Insights and Open Questions from R1’s Training
DeepSeek’s report offers valuable insights into the nuances of RL training for reasoning models. Some highlights include:
Scaling RL Training:
The extensive RL training process, measured in thousands of steps(= model updates), demonstrates the scalability of reinforcement learning for reasoning tasks. However, the optimal balance between training data and reward signals remains an open question.Reward Structure:
DeepSeek employed a mix of rewards to train R1, including accuracy rewards, format rewards, and language consistency rewards. These rewards ensured the model adhered to specific formatting and language requirements while prioritizing correct answers.Base Model Selection:
The importance of a strong base model with long-context capabilities was emphasized. While R1-Zero was instrumental in initializing R1, its limitations (e.g. not coherent text jumping between different languages) highlighted the need for robust base models in RL training.Rejection Sampling and Distillation:
DeepSeek’s use of rejection sampling to introduce general capabilities is a promising approach, but the details of the underlying datasets and reward models remain sparse. The distillation of reasoning traces from R1 into smaller models also raises questions about the scalability of reasoning capabilities in smaller architectures.
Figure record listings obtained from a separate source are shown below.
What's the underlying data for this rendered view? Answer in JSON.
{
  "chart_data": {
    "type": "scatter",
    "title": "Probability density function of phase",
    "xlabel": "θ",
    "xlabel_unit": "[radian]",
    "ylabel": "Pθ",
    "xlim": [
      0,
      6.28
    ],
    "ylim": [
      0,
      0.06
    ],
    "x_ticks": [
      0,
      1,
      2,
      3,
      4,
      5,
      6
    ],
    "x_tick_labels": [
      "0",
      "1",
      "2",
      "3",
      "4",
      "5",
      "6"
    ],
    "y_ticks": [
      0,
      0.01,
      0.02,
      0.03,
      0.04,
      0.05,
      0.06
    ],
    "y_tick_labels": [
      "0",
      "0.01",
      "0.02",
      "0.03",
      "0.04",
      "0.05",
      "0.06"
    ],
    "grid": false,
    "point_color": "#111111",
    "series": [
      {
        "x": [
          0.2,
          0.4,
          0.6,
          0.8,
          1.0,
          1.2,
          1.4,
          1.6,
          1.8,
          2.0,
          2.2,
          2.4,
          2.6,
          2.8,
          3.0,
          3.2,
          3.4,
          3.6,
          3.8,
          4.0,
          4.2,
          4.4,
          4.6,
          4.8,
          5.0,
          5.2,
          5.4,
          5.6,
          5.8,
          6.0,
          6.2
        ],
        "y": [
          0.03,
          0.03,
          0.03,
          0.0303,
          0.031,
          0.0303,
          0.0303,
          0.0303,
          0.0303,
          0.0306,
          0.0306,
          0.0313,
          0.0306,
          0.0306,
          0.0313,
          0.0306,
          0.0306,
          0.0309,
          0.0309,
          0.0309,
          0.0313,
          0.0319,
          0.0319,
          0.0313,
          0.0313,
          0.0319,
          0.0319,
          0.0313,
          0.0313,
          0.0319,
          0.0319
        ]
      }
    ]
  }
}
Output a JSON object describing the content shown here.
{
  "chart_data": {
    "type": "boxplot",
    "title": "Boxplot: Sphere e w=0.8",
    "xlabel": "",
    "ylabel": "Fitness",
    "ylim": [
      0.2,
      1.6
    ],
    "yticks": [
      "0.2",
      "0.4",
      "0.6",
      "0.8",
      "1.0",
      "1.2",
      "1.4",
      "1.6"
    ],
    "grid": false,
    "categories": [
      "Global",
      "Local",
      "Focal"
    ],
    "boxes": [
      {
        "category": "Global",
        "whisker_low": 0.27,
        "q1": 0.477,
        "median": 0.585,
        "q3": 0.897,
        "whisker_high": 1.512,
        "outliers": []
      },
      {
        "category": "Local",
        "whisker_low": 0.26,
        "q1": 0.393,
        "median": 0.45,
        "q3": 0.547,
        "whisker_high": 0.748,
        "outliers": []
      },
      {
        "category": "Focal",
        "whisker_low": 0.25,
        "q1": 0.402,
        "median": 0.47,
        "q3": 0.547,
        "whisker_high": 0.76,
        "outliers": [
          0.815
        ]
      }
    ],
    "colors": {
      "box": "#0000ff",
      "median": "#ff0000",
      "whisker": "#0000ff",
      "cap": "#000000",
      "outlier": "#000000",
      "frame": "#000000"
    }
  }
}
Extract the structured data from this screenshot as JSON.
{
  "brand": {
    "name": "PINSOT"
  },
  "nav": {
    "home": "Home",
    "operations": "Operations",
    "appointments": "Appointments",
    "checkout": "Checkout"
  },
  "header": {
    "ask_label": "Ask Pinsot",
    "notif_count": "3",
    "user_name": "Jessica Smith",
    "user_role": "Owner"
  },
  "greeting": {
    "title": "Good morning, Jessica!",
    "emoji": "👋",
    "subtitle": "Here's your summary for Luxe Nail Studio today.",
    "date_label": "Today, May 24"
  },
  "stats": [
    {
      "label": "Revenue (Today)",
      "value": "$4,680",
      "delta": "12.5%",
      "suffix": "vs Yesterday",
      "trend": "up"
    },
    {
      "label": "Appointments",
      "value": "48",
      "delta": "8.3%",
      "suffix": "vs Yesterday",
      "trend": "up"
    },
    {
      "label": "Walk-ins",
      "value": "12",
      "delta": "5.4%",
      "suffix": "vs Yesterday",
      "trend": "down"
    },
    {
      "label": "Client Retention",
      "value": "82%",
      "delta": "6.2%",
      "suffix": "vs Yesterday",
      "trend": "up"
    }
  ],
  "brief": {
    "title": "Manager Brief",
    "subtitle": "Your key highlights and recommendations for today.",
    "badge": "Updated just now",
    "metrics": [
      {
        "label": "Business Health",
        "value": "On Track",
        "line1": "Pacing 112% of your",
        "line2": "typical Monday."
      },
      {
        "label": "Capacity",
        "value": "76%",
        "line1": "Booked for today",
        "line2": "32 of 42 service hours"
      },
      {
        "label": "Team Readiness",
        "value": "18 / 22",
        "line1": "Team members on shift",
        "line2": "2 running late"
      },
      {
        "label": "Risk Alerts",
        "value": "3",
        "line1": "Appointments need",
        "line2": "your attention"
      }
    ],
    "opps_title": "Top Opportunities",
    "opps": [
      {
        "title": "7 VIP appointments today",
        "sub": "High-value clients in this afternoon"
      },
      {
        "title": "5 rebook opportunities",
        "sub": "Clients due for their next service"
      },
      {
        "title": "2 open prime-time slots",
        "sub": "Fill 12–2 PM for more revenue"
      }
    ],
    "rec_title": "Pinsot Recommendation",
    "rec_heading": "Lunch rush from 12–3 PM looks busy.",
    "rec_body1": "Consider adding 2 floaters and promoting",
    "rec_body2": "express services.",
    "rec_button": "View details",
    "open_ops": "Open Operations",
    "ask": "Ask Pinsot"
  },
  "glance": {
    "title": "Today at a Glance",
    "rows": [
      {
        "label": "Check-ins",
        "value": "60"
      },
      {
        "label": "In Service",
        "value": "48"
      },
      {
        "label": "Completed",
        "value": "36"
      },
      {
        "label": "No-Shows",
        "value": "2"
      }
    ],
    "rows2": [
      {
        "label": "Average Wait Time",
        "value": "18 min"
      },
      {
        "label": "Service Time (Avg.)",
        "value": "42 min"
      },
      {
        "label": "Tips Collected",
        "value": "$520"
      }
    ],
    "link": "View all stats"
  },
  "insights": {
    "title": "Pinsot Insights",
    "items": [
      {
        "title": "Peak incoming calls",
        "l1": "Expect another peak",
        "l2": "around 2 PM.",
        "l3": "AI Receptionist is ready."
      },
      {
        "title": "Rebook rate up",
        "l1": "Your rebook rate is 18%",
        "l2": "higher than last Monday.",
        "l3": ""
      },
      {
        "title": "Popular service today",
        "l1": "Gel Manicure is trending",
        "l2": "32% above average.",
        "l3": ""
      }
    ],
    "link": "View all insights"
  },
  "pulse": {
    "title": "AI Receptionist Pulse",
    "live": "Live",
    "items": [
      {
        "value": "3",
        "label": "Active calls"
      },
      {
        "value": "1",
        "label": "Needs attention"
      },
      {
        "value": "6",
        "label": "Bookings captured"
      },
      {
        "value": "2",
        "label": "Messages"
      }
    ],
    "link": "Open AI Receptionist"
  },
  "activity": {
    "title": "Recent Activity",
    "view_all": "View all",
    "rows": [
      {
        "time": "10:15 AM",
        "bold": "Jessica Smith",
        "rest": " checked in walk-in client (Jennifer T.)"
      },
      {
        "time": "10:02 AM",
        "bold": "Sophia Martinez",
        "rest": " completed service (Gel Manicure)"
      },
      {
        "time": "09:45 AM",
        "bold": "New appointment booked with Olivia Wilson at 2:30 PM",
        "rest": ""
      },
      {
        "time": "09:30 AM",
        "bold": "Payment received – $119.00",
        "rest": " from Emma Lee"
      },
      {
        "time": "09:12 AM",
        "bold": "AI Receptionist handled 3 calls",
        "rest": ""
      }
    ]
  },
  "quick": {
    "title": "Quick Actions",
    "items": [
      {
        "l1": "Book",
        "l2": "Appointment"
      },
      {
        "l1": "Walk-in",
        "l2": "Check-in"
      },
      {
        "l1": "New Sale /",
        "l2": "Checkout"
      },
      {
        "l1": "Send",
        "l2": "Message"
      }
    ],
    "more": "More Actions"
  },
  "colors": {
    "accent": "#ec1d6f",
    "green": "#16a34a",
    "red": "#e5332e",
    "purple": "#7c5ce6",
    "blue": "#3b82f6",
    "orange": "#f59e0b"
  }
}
Implications for the Future of Reasoning Models
DeepSeek’s work underscores the growing importance of reasoning models in AI research. As the field matures, several key trends and questions emerge:
Open-Source Collaboration:
The release of R1 with open weights and detailed documentation sets a precedent for transparency and collaboration in reasoning research. This openness is expected to accelerate advancements in the field.Economics of AI Models:
The pricing of R1 highlights the potential for affordable reasoning models to democratize access to advanced AI capabilities. However, it also raises questions about the sustainability of such pricing in the long term.Applications of Reasoning Models:
While R1 excels in code and math tasks, its broader applications remain uncertain. Future research will likely explore its utility in diverse domains, from scientific discovery to creative writing.Scaling Laws and Model Size:
The relationship between model size and reasoning capabilities remains a critical area of inquiry. While larger models tend to exhibit better reasoning abilities, the possibility of achieving similar results with smaller, fine-tuned models is an exciting avenue for exploration.
Conclusion: A New Era for Reasoning AI
The release of DeepSeek R1 marks a pivotal moment in AI research, providing a roadmap for reasoning model development and highlighting the potential of open-source innovation. By combining advanced RL techniques with transparency and affordability, DeepSeek has set a new standard for the industry. As researchers and developers build on this foundation, the coming years promise unprecedented progress in reasoning AI, unlocking new possibilities for applications across disciplines.